Harry shrugged. 'You're the one with the fusiform gyrus. Out with it.'

'Last night it came to me who it was.' She took another mouthful of milk and wiped her milky smile on the serviette.

'Well?'

'Trond Grette.'

Harry stared at her. 'You're kidding, aren't you?'

'No,' she said. 'I just said there was a certain likeness. After all, Grette was not far from Bogstadveien at the time of the murder. But, as I said, I've worked it out.'

'And how…?'

'I checked with Gaustad hospital. If it's the same person who held up the DnB branch in Kirkeveien, it can't be Grette. At that time he was sitting in the TV room with at least three carers. And I sent off a couple of boys from Krimteknisk to Grette's place to get a fingerprint. Weber has just compared it with the print on the Coca-Cola bottle. It is definitely not his print.'

'So you were wrong for once?'

Beate shook her head. 'We're looking for a person who has a number of identical external characteristics to Grette.'

'Sorry to have to say this, Beate, but Grette has no external or any other kind of characteristics. He's an accountant who looks like an accountant. I've already forgotten what he looks like.'

'Right,' she said, taking the greaseproof paper off her next sandwich. 'But I haven't. That's the crunch.'

'Mm. I may have some good news.'

'Oh, yes?'

'I'm on my way to Botsen. Raskol wanted to talk to me.'

'Wow. Good luck.'

'Thank you.' Harry stood up. Hesitated. Took a deep breath. 'I know I'm not your father, but may I be allowed to say one thing?'

'Be my guest.'

He peered round to make sure no one could hear them. 'I'd watch it with Waaler, if I were you.'

'Thank you.' Beate took a large bite of her sandwich. 'And the bit about yourself and my father is correct.'

***

'I've lived in Norway all my life,' Harry said. 'Grew up in Oppsal. My parents were teachers. My father's retired and, since Mum died, he's lived like a sleepwalker, only occasionally visiting the land of the living. My little sister misses him. I do too, I suppose. I miss them both. They thought I would be a teacher. I did, too. But it was Police College instead. And a bit of law. Were you to ask me why I became a policeman, I would be able to give you ten sensible answers, but not one I believed myself. I don't think about it any longer. It's a job, they pay me, and now and then I think I do something good-you can live off that for a long time. I was an alcoholic before I was thirty. Perhaps before I was twenty, it depends on how you look at things. They say it's in your genes. Possibly. When I grew up I found out my grandfather in Еndalsnes had been drunk every day for fifty years. We went there every summer until I was fifteen and never noticed a thing. Unfortunately I haven't inherited that talent. I've done things which have not exactly gone unnoticed. In a nutshell, it's a miracle I've still got a job in the police force.'

Harry looked up at the NO SMOKING sign and lit up.

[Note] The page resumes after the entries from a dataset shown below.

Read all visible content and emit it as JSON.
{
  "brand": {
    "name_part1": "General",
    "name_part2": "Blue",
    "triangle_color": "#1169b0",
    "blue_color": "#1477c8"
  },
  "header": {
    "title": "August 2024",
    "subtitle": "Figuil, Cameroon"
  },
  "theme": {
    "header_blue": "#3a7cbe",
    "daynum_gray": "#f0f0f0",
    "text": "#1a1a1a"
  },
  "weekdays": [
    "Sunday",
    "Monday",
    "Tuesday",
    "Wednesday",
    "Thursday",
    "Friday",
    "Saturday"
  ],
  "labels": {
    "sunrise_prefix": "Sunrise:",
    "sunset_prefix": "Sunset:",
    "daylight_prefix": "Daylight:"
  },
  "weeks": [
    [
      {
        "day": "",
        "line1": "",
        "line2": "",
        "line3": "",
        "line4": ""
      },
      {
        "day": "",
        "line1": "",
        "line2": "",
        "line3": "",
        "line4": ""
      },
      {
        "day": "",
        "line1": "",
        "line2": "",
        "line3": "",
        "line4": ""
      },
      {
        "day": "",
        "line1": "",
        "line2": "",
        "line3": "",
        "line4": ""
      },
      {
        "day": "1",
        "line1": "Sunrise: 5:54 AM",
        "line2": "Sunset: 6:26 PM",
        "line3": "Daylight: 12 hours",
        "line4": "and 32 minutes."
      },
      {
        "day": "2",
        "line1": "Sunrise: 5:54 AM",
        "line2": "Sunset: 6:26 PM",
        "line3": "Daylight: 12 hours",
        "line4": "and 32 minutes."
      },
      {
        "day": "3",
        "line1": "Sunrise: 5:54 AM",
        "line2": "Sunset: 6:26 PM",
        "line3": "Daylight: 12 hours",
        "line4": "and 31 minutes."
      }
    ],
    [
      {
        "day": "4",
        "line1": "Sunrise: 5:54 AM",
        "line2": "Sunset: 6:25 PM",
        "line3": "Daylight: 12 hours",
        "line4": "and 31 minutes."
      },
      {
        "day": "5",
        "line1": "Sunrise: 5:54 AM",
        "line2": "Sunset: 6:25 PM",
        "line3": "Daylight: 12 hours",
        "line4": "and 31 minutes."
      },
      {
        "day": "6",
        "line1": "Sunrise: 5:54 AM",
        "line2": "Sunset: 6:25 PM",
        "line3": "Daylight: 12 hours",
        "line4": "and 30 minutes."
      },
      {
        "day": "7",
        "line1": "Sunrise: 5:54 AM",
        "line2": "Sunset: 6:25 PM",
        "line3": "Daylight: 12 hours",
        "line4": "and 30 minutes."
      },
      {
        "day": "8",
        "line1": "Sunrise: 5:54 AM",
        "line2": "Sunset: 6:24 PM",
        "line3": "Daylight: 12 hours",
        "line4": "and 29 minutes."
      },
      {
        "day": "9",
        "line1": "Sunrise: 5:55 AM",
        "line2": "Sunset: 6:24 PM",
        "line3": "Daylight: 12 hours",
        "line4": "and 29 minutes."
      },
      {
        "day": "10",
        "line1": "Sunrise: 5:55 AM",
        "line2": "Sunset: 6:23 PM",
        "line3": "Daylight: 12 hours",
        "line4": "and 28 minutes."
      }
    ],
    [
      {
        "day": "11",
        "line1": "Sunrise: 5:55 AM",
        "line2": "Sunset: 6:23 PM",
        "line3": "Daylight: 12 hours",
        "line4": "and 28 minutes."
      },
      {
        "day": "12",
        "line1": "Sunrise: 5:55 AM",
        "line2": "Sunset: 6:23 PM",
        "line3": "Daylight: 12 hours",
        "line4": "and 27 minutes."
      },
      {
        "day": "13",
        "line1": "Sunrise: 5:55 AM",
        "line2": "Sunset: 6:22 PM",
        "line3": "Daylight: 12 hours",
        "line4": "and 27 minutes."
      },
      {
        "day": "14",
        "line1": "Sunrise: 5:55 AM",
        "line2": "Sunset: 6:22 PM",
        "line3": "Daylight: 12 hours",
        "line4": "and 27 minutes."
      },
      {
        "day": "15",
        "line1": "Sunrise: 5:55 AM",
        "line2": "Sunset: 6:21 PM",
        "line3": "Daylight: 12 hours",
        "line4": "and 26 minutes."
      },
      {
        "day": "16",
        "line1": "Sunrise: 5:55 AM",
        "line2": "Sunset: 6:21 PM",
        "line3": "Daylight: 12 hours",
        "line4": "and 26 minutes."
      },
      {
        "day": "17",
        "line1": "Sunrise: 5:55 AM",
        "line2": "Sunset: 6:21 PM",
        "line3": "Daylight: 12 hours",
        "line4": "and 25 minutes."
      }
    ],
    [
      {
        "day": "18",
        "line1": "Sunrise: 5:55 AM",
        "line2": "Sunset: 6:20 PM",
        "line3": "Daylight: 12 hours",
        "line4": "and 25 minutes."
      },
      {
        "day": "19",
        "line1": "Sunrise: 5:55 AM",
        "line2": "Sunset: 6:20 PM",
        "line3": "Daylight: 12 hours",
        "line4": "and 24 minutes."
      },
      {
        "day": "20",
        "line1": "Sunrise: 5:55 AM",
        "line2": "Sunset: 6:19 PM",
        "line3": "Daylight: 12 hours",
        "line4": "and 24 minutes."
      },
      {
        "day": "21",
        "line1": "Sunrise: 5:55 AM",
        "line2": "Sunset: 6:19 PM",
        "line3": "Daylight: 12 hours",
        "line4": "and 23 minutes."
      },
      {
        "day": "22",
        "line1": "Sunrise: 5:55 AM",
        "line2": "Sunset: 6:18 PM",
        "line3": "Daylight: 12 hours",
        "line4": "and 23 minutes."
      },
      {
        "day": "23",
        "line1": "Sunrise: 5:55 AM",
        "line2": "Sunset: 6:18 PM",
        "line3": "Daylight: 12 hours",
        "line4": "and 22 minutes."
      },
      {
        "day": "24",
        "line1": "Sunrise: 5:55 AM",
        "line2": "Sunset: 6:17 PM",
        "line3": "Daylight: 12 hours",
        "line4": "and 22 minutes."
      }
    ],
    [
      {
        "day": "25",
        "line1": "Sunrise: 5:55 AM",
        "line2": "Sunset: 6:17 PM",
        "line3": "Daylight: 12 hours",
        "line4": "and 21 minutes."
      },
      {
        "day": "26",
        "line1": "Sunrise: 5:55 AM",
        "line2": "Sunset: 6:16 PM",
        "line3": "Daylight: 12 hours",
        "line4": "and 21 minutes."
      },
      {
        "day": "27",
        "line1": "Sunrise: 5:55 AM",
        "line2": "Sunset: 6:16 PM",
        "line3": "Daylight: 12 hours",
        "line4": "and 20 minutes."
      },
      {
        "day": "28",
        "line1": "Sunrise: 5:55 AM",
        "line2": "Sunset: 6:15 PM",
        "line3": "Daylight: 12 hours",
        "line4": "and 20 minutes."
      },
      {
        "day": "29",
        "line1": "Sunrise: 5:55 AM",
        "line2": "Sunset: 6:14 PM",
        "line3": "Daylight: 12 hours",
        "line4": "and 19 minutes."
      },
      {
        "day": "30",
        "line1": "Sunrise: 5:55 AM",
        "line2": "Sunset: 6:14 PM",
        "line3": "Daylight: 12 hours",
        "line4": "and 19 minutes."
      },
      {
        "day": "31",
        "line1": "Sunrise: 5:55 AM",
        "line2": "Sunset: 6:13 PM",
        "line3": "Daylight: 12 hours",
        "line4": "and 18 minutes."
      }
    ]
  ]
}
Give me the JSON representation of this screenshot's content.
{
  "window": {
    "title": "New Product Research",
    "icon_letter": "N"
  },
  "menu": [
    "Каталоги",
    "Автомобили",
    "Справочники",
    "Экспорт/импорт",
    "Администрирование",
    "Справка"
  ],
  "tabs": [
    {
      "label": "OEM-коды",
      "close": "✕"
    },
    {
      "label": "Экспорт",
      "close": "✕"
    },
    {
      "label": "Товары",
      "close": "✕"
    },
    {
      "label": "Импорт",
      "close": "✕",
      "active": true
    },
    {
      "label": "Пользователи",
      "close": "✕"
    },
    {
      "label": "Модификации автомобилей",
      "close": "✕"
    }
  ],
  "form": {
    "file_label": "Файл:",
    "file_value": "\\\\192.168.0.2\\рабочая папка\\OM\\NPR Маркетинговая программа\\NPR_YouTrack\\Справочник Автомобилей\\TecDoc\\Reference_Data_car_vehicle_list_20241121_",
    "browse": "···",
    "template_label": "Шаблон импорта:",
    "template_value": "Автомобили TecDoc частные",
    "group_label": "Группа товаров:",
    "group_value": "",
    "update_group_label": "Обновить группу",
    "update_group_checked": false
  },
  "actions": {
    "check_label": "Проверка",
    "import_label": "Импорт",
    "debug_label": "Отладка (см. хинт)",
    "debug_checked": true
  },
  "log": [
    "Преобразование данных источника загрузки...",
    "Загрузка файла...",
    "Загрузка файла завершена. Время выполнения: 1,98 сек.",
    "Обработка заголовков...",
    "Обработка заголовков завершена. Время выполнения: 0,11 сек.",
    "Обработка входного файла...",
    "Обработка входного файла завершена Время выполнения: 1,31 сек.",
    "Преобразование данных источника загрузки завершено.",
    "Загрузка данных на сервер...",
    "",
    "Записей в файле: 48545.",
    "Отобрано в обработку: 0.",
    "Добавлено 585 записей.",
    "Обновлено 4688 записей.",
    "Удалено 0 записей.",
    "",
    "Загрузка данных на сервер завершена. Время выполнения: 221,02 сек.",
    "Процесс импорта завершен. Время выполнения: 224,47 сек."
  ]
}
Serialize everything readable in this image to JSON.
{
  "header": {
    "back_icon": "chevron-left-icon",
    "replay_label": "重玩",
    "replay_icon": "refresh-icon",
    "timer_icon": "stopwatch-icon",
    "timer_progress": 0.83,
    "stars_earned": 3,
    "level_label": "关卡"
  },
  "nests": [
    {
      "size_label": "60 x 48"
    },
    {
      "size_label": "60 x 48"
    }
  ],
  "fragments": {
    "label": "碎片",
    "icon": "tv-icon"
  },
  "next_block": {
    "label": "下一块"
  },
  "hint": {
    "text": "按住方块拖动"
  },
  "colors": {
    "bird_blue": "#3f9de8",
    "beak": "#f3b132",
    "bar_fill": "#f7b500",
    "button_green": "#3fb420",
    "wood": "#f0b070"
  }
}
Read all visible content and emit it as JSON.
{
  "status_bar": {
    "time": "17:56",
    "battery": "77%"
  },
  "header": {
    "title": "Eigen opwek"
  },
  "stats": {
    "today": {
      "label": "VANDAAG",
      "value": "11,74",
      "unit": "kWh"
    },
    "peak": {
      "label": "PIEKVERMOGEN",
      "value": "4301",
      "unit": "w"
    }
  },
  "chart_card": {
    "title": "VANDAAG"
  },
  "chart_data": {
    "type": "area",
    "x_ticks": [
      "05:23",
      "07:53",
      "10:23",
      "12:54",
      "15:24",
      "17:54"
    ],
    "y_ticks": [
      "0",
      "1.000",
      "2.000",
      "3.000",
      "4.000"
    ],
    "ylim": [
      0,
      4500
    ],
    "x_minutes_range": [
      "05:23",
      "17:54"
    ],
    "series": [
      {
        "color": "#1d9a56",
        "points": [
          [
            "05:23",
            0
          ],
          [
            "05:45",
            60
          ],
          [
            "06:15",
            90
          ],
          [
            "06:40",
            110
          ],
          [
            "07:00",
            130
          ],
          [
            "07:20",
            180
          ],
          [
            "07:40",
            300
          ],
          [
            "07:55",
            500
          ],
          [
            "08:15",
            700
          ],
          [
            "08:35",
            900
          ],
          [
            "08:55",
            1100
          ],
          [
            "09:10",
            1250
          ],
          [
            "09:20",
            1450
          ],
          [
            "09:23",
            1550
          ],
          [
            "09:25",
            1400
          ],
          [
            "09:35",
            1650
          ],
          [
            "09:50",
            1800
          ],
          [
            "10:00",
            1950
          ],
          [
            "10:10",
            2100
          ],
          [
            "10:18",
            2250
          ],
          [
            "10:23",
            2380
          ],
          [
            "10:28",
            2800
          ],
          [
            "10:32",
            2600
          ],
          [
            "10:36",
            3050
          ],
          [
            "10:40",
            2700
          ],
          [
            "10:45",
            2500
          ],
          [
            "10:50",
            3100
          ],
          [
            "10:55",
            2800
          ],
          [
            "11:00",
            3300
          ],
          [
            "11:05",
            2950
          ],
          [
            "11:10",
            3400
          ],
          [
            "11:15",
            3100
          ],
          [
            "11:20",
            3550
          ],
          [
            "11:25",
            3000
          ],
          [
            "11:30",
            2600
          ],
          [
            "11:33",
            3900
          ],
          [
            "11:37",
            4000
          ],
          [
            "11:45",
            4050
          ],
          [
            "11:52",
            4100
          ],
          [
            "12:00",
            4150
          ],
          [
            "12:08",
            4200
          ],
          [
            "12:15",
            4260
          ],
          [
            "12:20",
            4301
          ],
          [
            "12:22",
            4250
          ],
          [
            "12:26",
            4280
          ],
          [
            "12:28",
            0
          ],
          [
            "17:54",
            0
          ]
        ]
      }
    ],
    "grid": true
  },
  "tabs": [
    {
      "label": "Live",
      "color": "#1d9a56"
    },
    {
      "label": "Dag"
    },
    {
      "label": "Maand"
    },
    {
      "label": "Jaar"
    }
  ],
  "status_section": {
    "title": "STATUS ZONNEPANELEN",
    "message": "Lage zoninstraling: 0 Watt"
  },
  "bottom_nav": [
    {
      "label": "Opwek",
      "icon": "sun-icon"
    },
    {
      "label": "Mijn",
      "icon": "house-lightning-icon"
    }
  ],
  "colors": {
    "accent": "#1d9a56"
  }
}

'Anna and I were lovers for six weeks. She didn't love me. I didn't love her. When I stopped, I did her a greater favour than I did myself. She didn't see it like that.'

The other man in the room nodded.

'I've loved three women in my life,' Harry continued. 'The first was a childhood sweetheart I was going to marry until everything went pear-shaped for us both. She took her life a long time after I'd stopped seeing her, and that had nothing to do with me. The second was murdered by a man I was chasing on the other side of the globe. The same happened to a female colleague of mine, Ellen. I don't know why but women around me die. Perhaps it's the genes.'

'What about the third woman?'

The third woman. The third key. Harry stroked the initials AA and the edges of the key Raskol had passed him over the table when he was let in. Harry had asked if it was identical to the one he had received and Raskol had nodded.